Chronic Fatigue Syndrome (CFS)

What is chronic fatigue syndrome?

Chronic fatigue syndrome (CFS) is characterized by profound tiredness, regardless of bed rest. Its symptoms may worsen with physical or mental activity. CFS can happen suddenly and last for years. The condition affects more females than males.  

What causes chronic fatigue syndrome?

The
cause of CFS is not known.

Who is at risk for chronic fatigue syndrome?

Because the cause of CFS is not known, it’s hard to know what might put someone at risk
for getting the condition. However, certain factors are seen more often in people with
CFS. These factors include:

  • Gender.
    CFS happens up to 2 to 4 times more often in women than in men.
  • Age.
    CFS commonly affects middle-aged people, but people of any age can get it.

What are the symptoms of chronic fatigue syndrome?

Symptoms of CFS often mimic the flu. These are the most common symptoms. But symptoms
may occur a bit different in each person.

  • Sensitivity to light
  • Headache
  • Tender lymph nodes
  • Fatigue and weakness
  • Muscle and joint pain
  • Inability to concentrate
  • Insomnia
  • Forgetfulness
  • Mood swings
  • Confusion
  • Low-grade fever
  • Depression

The symptoms of CFS may look like other medical conditions. Always talk with your healthcare provider for a diagnosis.

How is chronic fatigue syndrome
diagnosed?

CFS
diagnosis requires ruling out other possible conditions. According to the Institute of
Medicine, a CFS diagnosis requires all 3 of the following symptoms:

  • Having to
    cut back greatly on activities you did before the illness.
    Severe and chronic
    tiredness must have lasted for more than 6 months, and other health conditions have
    been ruled out.
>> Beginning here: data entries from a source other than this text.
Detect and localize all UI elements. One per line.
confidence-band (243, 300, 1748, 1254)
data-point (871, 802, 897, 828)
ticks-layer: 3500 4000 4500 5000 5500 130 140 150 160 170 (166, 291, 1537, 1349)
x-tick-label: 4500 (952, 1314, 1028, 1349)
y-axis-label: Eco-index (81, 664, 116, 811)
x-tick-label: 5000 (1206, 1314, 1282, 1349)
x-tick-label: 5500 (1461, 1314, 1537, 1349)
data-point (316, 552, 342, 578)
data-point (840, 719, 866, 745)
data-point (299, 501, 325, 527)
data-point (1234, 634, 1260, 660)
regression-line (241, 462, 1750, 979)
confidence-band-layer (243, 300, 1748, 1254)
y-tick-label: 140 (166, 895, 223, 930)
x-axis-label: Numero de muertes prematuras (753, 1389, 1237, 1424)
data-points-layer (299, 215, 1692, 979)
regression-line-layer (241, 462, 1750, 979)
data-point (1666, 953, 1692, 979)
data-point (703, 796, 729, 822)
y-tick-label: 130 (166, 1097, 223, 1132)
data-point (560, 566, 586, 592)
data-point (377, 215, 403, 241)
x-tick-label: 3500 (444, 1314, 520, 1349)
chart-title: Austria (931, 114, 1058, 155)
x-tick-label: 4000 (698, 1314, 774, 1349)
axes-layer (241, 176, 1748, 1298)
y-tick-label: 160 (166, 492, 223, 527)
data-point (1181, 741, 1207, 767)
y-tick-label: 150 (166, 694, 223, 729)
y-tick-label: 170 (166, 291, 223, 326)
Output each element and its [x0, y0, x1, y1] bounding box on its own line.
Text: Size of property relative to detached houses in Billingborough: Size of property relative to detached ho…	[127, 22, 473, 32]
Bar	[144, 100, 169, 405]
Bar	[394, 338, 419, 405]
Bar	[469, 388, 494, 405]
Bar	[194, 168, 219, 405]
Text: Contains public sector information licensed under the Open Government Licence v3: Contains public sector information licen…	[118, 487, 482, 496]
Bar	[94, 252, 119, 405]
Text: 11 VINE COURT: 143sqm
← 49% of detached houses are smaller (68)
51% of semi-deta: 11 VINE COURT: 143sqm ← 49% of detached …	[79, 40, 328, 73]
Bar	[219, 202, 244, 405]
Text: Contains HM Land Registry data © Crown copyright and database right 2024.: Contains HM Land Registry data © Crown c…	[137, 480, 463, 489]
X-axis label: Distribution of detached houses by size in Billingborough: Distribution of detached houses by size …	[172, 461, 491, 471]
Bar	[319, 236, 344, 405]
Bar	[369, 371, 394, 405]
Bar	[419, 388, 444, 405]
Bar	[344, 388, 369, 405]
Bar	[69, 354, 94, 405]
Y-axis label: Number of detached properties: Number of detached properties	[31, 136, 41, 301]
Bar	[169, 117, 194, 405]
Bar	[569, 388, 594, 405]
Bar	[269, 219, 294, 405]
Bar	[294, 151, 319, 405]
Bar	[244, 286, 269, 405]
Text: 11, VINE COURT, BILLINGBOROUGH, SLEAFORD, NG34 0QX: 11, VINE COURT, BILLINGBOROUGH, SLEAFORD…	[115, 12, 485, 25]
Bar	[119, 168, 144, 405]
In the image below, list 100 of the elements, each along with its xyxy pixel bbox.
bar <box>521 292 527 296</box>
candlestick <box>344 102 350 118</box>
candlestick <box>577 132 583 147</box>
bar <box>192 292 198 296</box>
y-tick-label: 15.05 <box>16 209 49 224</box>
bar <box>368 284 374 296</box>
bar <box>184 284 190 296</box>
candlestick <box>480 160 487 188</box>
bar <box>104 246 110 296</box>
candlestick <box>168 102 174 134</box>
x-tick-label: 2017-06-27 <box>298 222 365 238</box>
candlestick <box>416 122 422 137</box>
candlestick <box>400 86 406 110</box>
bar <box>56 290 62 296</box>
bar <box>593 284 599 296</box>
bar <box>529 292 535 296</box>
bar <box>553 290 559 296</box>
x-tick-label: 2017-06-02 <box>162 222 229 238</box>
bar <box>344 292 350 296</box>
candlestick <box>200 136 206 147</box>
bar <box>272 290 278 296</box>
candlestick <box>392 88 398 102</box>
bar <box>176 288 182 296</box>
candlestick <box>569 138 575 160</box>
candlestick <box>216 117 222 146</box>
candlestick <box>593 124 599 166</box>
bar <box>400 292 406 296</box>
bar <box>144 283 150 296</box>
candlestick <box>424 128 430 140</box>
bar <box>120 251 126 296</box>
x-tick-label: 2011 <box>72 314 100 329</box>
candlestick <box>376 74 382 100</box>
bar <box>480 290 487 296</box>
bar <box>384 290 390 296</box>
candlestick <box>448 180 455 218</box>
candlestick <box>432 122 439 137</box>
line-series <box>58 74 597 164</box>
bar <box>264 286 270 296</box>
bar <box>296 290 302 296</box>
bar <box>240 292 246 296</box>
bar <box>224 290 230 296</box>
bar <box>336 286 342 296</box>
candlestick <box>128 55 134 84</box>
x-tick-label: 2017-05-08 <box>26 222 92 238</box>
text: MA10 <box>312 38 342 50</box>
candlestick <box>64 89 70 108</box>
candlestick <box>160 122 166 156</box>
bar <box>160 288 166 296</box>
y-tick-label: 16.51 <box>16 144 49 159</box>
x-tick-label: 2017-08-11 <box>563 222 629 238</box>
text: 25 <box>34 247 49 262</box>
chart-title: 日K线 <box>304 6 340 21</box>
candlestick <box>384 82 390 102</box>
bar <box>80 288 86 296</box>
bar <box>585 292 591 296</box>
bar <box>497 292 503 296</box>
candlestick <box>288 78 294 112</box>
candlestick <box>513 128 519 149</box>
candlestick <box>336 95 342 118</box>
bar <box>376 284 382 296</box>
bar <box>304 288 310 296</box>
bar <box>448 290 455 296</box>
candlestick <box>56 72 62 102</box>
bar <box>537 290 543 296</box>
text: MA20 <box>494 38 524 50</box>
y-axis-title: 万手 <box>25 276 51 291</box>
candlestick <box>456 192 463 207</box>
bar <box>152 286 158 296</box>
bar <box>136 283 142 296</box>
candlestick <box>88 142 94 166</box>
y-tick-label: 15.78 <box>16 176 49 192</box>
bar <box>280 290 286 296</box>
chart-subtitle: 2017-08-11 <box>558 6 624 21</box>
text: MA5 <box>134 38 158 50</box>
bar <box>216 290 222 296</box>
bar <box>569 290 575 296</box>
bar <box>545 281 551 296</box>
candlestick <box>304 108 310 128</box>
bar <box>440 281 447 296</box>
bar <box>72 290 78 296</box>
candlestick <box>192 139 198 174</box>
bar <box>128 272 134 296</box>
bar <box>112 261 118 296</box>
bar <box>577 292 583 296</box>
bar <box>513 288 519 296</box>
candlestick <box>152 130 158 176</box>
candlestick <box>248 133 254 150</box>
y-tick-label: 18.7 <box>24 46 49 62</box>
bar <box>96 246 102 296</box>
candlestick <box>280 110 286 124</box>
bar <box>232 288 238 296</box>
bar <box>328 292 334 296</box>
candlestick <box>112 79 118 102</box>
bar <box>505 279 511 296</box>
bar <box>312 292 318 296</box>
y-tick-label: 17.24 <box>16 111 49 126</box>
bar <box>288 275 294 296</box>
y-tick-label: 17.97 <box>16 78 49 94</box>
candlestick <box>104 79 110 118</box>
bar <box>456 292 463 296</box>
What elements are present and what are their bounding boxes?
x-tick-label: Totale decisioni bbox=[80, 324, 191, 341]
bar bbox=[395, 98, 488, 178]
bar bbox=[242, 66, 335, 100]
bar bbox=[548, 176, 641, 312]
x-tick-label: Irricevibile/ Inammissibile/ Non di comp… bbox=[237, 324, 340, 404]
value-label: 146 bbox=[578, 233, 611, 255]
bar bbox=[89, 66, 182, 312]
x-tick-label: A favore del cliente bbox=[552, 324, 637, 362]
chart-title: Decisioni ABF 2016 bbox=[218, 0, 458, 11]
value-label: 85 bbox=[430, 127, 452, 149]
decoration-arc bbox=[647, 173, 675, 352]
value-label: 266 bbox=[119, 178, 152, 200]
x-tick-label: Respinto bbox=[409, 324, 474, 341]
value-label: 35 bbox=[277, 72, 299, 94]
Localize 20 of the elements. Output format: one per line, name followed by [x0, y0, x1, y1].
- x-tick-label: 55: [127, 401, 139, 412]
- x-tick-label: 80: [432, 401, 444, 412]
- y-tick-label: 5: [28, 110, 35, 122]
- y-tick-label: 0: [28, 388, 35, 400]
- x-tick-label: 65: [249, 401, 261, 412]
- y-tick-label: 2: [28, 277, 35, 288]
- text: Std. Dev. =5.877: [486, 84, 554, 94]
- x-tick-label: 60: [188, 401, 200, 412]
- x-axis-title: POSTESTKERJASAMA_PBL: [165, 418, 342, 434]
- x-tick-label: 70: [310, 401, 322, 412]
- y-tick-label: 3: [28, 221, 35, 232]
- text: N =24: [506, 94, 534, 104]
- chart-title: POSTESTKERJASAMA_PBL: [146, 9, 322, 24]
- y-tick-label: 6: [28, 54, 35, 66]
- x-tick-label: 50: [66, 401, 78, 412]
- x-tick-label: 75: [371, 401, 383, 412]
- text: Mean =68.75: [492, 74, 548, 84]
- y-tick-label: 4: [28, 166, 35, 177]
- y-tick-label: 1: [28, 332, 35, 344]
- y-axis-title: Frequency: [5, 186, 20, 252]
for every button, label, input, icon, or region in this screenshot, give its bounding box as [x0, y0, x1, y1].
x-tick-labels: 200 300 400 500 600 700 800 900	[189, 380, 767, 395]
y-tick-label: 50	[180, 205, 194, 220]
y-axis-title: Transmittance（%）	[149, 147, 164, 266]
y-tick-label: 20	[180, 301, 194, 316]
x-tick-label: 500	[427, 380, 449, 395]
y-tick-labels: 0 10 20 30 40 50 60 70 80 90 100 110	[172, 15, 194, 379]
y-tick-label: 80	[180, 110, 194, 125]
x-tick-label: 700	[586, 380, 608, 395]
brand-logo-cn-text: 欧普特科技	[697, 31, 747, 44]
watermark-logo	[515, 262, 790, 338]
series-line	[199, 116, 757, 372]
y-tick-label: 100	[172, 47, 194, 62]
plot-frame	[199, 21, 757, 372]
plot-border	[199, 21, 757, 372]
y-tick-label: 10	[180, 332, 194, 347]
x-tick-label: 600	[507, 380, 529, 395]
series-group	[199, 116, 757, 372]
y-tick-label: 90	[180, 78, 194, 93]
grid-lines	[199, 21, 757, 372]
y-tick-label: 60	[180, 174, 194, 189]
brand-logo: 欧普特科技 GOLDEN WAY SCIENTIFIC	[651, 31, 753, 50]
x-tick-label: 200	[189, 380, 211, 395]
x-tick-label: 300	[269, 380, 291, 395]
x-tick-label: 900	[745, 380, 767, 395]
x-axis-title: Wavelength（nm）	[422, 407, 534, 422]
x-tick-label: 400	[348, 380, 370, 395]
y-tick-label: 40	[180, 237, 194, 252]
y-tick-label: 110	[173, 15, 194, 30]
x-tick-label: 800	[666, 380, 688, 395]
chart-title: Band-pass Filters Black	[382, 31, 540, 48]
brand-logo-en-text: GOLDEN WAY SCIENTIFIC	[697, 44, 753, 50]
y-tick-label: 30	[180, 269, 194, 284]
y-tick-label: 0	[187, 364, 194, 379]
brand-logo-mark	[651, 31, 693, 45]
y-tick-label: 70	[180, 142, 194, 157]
Rest does not ease these symptoms.
  • Severe
    tiredness after physical activity.
    The fatigue gets worsen after physical or
    mental stress that you could handle before the illness started.
  • Sleep that
    doesn’t refresh you.

In
addition, one of the following symptoms must be present:

  • Difficulty thinking that gets worsen under
    pressure.
  • Orthostatic intolerance. This means standing
    upright makes symptoms worse. Lying back down or elevating your feet may ease the
    symptoms but does not fully get rid of them.